KABUL -- The ongoing strong relations between the Taliban and al-Qaeda pose a troubling quandary for the prospects of peace in Afghanistan, as many observers believe the ties between the two groups are "unbreakable".
Under a peace deal the Taliban signed with the United States in February, the insurgents agreed to stop al-Qaeda from using Afghanistan as a safe haven to plot attacks.
But in the months since, the Taliban have continued to work with al-Qaeda in the Indian Subcontinent (AQIS), the US Defence Department said in a report July 1.
The report came on the heels of an United Nations (UN) analysis released on May 27 that detailed the Taliban's extensive ties with al-Qaeda.
Evidence shows that the Taliban, despite pledging to turn their backs on the terrorist group, have enabled al-Qaeda to gain strength under their protection, according to the UN monitors.
"The Taliban have leveraged al-Qaeda's power and resources since Osama [bin Laden] and Ayman al-Zawahiri pledged allegiance to the group [the Taliban]," said Jawed Kohistani, a military and intelligence affairs analyst in Kabul.
"Their relations are at a level that the Taliban sacrificed their entire government and themselves for al-Qaeda," he said.
"Al-Qaeda is present in Ghor, Helmand, Faryab and Badakhshan provinces, rural areas of Paktia and Kunar provinces, southern areas in Kurram District [in Pakistan] and in areas along Afghanistan–Pakistan border," Kohistani said. "Its members operate in and live on old bases of the Hezb-e-Islami and Etihad-e-Islami parties in Spina Shaga and in the outskirts of Jaji District [both in Paktia Province]."
"As al-Qaeda has old and traditional ties with Taliban leaders and commanders, it preaches to the Taliban combat commanders its religious and political rhetoric and encourages them to fight," he said.
"It trains the Taliban commanders and their fighters at the Taliban military training centres and provides them with advanced weapons," Kohistani said.
"Al-Qaeda links the Taliban to terrorist networks in the Gulf region and terrorist groups in Pakistan such as Lashkar-e-Taiba, branches of Sipah-e-Sahaba, Harkat-ul-Mujahideen and others," he added.
"Al-Qaeda has brought militants and terrorist groups to Afghanistan from various countries in order to show that the Taliban are able to give refuge to [terrorists] from around the world in Afghanistan," said Kohistani.
"The Taliban support these militants, who have considerable fighting experience, and prepare them for suicide attacks," he said.
Al-Qaeda: financier of the Taliban
Relations between the Taliban and al-Qaeda are so comprehensive that even the peace agreement with the United States cannot sever them, say a number of analysts.
"Concerns about the Taliban's ties with al-Qaeda are completely valid," said Maj.
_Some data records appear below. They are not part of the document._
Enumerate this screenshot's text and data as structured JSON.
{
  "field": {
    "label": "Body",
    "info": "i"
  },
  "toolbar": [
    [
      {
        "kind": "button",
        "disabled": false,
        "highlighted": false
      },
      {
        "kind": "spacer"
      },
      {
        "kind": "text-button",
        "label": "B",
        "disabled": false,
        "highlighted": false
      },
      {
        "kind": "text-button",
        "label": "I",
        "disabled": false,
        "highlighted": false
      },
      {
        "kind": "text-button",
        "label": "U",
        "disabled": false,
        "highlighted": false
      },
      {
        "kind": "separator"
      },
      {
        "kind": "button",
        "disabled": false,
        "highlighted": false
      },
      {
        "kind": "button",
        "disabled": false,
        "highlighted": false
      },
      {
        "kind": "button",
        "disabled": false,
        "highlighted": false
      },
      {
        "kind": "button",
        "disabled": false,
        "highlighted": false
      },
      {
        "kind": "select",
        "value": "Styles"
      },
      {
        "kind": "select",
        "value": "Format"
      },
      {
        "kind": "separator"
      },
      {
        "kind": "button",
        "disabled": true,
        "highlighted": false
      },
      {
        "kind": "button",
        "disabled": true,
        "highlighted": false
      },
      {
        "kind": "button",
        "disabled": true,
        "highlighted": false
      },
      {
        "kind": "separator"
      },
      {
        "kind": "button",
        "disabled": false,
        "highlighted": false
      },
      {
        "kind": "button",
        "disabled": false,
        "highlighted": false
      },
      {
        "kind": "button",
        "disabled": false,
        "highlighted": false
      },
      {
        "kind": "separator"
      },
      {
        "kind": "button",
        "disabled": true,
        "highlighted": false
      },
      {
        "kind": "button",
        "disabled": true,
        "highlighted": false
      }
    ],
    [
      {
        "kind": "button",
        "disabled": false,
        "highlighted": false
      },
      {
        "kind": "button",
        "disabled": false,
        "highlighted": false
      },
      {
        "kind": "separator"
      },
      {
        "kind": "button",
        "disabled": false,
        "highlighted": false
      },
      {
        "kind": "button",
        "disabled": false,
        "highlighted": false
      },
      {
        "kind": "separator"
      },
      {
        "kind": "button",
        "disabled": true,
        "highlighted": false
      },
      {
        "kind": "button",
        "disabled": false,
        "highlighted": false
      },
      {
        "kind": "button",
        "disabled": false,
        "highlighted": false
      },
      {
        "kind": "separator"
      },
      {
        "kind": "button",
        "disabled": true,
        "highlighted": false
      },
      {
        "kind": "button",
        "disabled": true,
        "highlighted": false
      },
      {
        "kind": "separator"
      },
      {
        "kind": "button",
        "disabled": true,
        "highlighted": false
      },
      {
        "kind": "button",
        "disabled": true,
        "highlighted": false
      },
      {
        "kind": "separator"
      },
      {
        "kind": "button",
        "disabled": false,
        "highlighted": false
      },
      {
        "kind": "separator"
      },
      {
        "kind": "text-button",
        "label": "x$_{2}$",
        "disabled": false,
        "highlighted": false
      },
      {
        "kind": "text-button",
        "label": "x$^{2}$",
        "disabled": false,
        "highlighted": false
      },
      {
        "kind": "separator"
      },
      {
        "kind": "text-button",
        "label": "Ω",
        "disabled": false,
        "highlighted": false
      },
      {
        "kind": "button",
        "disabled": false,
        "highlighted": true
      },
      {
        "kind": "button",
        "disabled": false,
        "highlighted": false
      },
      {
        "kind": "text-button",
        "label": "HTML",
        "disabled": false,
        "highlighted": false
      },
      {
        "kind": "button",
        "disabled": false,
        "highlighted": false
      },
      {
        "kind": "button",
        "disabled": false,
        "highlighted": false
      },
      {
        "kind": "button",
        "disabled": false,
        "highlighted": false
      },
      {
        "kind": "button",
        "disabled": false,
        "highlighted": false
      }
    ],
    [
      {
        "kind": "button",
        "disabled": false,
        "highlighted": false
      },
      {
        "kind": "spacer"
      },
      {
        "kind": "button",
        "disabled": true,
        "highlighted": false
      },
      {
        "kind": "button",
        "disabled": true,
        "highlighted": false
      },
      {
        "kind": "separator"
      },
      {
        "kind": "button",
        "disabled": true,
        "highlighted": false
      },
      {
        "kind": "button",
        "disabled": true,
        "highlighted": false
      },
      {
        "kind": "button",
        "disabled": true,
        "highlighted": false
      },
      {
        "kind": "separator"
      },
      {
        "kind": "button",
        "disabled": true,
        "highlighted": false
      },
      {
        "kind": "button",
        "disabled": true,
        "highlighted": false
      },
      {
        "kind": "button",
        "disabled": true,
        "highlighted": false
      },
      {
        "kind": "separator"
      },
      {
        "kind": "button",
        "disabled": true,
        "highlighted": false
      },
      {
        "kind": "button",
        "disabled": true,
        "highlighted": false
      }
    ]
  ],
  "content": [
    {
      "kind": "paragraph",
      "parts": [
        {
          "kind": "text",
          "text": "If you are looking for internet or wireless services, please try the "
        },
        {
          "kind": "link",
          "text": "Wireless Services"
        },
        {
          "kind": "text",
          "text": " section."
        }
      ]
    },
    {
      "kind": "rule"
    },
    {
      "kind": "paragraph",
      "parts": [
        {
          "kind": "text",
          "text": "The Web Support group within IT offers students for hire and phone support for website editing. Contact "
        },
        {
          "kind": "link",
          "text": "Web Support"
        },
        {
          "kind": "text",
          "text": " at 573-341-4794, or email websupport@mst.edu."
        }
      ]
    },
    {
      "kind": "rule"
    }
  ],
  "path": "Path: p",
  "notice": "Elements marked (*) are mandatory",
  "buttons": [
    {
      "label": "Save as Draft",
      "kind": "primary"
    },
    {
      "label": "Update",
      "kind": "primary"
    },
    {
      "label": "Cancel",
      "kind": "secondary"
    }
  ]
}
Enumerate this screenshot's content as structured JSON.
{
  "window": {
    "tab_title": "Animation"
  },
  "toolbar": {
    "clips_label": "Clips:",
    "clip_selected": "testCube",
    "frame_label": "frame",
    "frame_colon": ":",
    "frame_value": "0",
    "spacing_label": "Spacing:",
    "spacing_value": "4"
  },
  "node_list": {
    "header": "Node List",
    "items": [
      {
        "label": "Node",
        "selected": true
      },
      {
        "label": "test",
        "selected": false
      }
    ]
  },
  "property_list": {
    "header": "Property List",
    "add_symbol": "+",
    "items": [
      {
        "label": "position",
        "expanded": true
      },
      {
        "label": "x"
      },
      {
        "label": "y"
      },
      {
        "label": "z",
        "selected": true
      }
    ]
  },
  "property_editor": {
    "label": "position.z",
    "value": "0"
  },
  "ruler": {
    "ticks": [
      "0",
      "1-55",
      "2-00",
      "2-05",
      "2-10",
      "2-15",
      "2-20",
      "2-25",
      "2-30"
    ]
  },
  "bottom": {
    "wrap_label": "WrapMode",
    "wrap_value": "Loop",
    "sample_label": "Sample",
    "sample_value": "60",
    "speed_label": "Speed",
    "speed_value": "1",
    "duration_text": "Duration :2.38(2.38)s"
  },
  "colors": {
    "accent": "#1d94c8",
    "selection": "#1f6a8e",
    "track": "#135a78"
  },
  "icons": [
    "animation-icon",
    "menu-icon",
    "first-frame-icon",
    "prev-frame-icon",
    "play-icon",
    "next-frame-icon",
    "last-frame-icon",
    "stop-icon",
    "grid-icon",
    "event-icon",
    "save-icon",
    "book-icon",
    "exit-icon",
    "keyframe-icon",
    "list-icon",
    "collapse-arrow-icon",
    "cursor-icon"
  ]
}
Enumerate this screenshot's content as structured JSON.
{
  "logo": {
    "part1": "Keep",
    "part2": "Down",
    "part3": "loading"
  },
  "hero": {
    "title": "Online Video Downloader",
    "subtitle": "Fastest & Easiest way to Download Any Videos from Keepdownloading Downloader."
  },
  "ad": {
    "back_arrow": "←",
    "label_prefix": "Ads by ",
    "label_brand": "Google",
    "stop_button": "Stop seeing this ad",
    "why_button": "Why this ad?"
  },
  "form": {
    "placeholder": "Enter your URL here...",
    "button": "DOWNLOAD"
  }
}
Gen. (ret.) Zahir Azimi, a military affairs analyst in Kabul and a former spokesman for the Ministry of Defence.
"The Taliban's relations with al-Qaeda are so complex and robust that signing an agreement with the US won't put an end to them," he said.
"Evidence and documents show that al-Qaeda has been financing and arming the Taliban, and the Taliban's leadership doesn't plan to break their relations with al-Qaeda," said Azimi.
"Even if the Taliban's leadership decides to discontinue their relations with al-Qaeda, it isn't possible because both the groups have shared goals, front lines and leadership, in addition to financial and military ties," he said. "More important, they have ideological and religious relations that cannot be easily stopped."
"The Taliban currently have sturdy ties with AQIS, and al-Qaeda provides financial, military, training and intelligence support to the Taliban," said Azimi.
"The Taliban have inseparable links with Al-Qaeda," he said. "They have been fighting based on their religious beliefs on one front against foreigners [international forces] for the past three decade; therefore, it isn't possible that the two groups will separate."
"The Taliban hide their relations with al-Qaeda as they don't want to hurt their agreement with the United States," added Azimi. "This group is waiting for the US forces to leave Afghanistan so that it can implement its strategy of toppling the Afghan government and taking over control of the country."
"If we pretend as an optimistic analysis that the Taliban will end their relations with al-Qaeda, it will take much longer," he said. "It will take many years for their relations to fade away and ultimately end."
"Al-Qaeda has had a key role in creating and sustaining the Taliban," said Mirza Muhammad Yarmand, a former deputy Interior Affairs minister and a military analyst.
"The Taliban have an unbreakable ideological link with al-Qaeda, which is so lasting that Mullah [Mohammad] Omar gave away his entire rule and power but didn't surrender Osama bin Laden to the United States," he said.
"Although the Taliban have promised in their peace agreement with the United States that they would sever ties with al-Qaeda and other foreign terrorist groups... it is obvious that the Taliban have maintained their relations with al-Qaeda," he said. "They operate in a joint warfront and continue to fight against the Afghan government."
"I believe the Taliban are not able to cut their links with al-Qaeda because when the Taliban were created as a proxy force, al-Qaeda, as a strategic partner, helped the Taliban in collecting financial resources and recruiting fighters, provided them training, and equipped and armed them, and this support has continued since then."
"The report the United Nations and the US Department of Defence released about the ties between the Taliban and al-Qaeda is accurate as these relations are evident in Afghanistan," added Yarmand.